Meet Mish: New Activation function, possible successor to ReLU?

rwightman · August 28, 2019, 11:08pm

With the inlining I have 22 seconds with ReLU and 24 seconds per epoch with Mish. So it’s 9% slower, not sure about the memory difference though.

As mentioned, the imagewoof/imagenette setup is not great for measuring the timing. The dataset is so small the epoch dataloader transitions from train, test and back take up a lot of relative time and have a lot of overhead (proportionally) and variability. Train or validate on a bigger dataset like Imagenet itself to get a better measure.

A comparitve measure taken right before the end of longer validation run. The in brackets numbers are cumalitve averages and quite stable at this stage. GPU utilization is 99%.

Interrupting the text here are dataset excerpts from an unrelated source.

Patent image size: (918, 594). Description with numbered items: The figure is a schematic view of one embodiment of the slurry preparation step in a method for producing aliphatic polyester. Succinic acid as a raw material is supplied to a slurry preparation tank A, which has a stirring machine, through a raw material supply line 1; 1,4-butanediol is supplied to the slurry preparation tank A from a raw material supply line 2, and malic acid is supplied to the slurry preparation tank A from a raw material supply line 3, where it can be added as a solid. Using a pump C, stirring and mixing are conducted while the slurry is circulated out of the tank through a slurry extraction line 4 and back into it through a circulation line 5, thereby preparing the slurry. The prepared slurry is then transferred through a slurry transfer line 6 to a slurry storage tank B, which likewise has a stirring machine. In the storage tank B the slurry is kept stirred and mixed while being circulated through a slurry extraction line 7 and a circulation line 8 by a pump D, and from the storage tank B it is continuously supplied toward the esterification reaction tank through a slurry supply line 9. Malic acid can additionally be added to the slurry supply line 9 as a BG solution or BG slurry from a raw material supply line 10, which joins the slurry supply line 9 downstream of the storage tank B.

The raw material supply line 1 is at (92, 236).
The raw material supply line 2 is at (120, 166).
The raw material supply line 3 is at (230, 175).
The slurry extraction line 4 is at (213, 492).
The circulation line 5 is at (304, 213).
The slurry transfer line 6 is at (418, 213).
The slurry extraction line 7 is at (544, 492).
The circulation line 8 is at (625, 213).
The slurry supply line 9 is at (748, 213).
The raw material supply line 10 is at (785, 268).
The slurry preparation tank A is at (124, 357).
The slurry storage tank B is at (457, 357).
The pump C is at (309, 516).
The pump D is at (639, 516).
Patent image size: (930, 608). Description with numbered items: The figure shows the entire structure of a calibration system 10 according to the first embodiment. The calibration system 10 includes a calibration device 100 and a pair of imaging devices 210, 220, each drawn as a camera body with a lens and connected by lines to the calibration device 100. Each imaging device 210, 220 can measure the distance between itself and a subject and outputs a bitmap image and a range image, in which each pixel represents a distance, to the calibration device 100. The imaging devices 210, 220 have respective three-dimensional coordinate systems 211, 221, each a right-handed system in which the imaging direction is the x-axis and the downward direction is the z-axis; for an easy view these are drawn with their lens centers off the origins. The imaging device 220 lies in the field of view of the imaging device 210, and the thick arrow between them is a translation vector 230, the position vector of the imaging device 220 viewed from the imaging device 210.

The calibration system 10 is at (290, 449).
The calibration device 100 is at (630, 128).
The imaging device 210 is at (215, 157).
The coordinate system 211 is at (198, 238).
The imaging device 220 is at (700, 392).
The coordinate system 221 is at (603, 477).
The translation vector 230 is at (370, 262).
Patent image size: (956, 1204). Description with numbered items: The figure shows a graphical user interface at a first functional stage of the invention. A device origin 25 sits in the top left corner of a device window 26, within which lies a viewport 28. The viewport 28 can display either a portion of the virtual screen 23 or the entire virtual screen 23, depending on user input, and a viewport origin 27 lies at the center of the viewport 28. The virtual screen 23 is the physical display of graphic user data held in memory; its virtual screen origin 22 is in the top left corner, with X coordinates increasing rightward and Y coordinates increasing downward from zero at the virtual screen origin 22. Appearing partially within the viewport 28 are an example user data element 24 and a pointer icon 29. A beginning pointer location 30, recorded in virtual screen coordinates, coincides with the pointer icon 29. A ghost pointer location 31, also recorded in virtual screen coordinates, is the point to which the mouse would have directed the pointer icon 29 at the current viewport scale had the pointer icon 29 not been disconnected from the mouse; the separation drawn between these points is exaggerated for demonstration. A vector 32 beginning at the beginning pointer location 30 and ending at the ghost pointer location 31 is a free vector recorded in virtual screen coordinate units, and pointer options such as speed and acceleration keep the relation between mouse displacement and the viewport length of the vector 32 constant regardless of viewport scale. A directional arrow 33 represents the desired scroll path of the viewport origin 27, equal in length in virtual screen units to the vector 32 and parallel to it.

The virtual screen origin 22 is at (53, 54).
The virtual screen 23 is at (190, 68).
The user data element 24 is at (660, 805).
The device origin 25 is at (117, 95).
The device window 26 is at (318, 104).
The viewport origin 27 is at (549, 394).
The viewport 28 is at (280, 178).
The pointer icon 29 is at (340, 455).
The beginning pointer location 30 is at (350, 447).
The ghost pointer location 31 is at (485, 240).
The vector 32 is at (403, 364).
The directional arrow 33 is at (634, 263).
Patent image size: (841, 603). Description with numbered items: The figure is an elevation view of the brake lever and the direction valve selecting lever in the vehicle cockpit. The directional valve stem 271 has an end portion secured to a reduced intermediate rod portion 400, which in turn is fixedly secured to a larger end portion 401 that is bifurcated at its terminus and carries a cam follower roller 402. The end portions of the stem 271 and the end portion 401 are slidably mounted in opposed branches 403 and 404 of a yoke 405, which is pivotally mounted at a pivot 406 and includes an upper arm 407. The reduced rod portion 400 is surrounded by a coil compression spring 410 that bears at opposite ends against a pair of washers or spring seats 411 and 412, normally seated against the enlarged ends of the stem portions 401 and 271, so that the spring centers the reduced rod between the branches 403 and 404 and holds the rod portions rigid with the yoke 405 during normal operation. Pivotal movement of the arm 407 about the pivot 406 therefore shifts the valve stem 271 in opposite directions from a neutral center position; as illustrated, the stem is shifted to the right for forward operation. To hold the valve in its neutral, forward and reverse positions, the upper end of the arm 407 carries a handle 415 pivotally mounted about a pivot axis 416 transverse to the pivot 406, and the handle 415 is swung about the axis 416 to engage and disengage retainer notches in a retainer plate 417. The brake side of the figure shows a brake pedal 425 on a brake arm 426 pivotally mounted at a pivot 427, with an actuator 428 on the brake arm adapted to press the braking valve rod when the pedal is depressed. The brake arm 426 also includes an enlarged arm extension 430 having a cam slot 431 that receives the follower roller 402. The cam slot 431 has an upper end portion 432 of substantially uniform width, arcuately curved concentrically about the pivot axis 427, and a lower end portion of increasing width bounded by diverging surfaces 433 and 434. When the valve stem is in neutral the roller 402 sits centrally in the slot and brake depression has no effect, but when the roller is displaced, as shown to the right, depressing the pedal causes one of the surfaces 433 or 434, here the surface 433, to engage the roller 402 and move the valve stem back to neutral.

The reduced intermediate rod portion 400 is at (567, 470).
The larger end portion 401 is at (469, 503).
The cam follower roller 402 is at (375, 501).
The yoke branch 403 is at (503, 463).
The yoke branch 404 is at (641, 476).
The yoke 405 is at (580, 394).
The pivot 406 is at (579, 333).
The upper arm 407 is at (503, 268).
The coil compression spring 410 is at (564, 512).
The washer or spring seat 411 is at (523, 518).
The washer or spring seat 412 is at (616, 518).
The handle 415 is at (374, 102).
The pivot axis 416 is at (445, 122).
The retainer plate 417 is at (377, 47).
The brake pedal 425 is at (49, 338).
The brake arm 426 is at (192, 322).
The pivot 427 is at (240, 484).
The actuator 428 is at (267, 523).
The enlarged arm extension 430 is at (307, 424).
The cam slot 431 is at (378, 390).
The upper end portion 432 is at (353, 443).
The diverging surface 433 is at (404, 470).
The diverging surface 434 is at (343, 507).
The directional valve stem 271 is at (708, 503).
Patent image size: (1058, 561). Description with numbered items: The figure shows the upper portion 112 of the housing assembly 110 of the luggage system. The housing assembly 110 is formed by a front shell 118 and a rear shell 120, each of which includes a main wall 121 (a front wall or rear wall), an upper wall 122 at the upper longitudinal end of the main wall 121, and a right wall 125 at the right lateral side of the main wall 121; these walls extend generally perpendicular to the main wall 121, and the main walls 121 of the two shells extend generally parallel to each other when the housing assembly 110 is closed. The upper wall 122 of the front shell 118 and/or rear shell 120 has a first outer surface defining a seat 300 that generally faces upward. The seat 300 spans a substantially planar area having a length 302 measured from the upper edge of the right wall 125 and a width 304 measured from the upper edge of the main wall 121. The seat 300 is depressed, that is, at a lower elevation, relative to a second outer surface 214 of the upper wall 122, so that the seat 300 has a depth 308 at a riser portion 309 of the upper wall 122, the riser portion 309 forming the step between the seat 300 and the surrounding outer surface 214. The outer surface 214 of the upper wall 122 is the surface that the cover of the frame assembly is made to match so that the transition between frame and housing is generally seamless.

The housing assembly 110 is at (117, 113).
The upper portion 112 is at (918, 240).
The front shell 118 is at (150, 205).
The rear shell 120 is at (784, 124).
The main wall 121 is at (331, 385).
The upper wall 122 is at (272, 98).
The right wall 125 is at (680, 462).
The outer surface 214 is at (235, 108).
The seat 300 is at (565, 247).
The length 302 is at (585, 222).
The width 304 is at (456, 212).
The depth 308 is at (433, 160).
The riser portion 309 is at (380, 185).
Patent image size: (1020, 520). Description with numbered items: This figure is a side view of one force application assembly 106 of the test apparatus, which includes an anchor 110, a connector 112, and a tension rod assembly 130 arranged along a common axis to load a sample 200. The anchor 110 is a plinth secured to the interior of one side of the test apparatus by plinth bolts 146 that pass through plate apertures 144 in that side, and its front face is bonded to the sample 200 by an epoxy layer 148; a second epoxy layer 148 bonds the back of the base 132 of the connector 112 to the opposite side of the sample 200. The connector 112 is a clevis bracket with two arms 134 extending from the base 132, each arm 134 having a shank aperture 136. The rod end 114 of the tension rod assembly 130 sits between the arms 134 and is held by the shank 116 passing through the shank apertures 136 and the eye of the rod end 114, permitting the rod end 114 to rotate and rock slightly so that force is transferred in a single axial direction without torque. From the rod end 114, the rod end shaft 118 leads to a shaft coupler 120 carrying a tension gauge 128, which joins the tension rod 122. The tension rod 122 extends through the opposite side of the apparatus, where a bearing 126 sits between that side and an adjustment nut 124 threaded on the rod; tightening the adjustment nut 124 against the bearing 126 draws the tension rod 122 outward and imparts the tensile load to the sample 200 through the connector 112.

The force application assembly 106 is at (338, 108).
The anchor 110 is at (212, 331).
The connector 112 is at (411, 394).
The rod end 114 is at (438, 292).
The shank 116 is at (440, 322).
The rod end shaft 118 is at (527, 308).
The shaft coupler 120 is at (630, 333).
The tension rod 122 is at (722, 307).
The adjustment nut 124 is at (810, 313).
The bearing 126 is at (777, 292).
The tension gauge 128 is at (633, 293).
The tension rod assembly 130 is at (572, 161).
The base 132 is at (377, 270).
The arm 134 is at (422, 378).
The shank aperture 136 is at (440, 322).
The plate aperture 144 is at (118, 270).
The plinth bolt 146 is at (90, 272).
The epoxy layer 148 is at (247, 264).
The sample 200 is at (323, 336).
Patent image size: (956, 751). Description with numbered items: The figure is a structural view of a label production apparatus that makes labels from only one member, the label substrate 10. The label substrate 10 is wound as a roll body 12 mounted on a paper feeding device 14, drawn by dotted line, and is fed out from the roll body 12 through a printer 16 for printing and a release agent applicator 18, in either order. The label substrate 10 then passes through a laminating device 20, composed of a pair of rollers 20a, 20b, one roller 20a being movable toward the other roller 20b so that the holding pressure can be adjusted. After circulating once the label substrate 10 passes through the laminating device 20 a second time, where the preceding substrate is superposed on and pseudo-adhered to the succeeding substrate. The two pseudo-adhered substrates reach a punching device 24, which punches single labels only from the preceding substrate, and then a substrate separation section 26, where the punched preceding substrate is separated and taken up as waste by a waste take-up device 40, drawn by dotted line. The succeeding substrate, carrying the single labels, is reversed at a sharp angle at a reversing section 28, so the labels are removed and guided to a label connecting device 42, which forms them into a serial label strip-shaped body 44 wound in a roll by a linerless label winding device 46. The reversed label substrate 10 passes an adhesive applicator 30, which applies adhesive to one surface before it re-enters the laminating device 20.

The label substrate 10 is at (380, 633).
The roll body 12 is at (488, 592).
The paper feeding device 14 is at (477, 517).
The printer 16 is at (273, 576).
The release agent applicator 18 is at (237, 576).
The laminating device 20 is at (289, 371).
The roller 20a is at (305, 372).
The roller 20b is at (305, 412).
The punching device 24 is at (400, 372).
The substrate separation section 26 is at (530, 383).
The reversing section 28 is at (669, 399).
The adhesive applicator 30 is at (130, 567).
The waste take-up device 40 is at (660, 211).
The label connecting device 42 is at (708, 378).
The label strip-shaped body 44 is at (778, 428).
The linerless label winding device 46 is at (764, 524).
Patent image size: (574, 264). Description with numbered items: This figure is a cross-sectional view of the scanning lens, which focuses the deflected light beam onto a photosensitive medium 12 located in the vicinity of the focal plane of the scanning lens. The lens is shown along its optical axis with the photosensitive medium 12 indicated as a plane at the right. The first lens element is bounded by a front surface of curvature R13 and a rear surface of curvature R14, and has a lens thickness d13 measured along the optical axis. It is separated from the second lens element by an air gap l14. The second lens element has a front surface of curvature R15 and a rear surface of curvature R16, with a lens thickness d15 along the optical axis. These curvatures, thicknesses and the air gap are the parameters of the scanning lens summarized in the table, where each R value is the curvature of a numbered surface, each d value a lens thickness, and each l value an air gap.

ResNet50-D batch size 512, FP32
Mish - Test: [ 90/98] Time: 0.739s (0.801s, 639.35/s) GPU mem: 11812MiB / 24220MiB
ReLU - Test: [ 90/98] Time: 0.549s (0.613s, 834.73/s) GPU mem: 9264MiB / 24220MiB

LessW2020 · August 28, 2019, 11:10pm

Excellent, thanks @rwightman - this is great info to learn from!

rwightman · August 28, 2019, 11:15pm

Isn’t GPU memory directly linked to number of parameters?

Parameters is just part of it. The input size, parameters, and a whole lot of little details wrt to forward and backward mechanics and the caching allocator determine the practical memory usage for a given task. Even changing the arguments for a given conv could have a significant impact on the CUDNN workspace size for forward and/or backward as it may use a different algorithm winograd vs gemm and others that all have different layouts for the tensor data and require different allocations.

The EfficientNets are a great example, even at roughly 1/10 the parameter count they actually utilize as much or more GPU memory for a given performance range (accuracy). Increased input size, conv algo selection seems to be resulting in larger workspace sizes, and activations like swish that are implemented (currently) as sequences of python ops (more operations).

LessW2020 · August 28, 2019, 11:18pm

wow, no wonder that thing was so slow when I tested it (and gave up on it). Thanks again for the info!

muellerzr · August 29, 2019, 1:25am

@LessW2020 @Seb I am writing a walkthrough notebook for my meetup in two weeks over this, and I’m trying to go through and gather all of the papers that were used. Where did the Flatten and Anneal originate from?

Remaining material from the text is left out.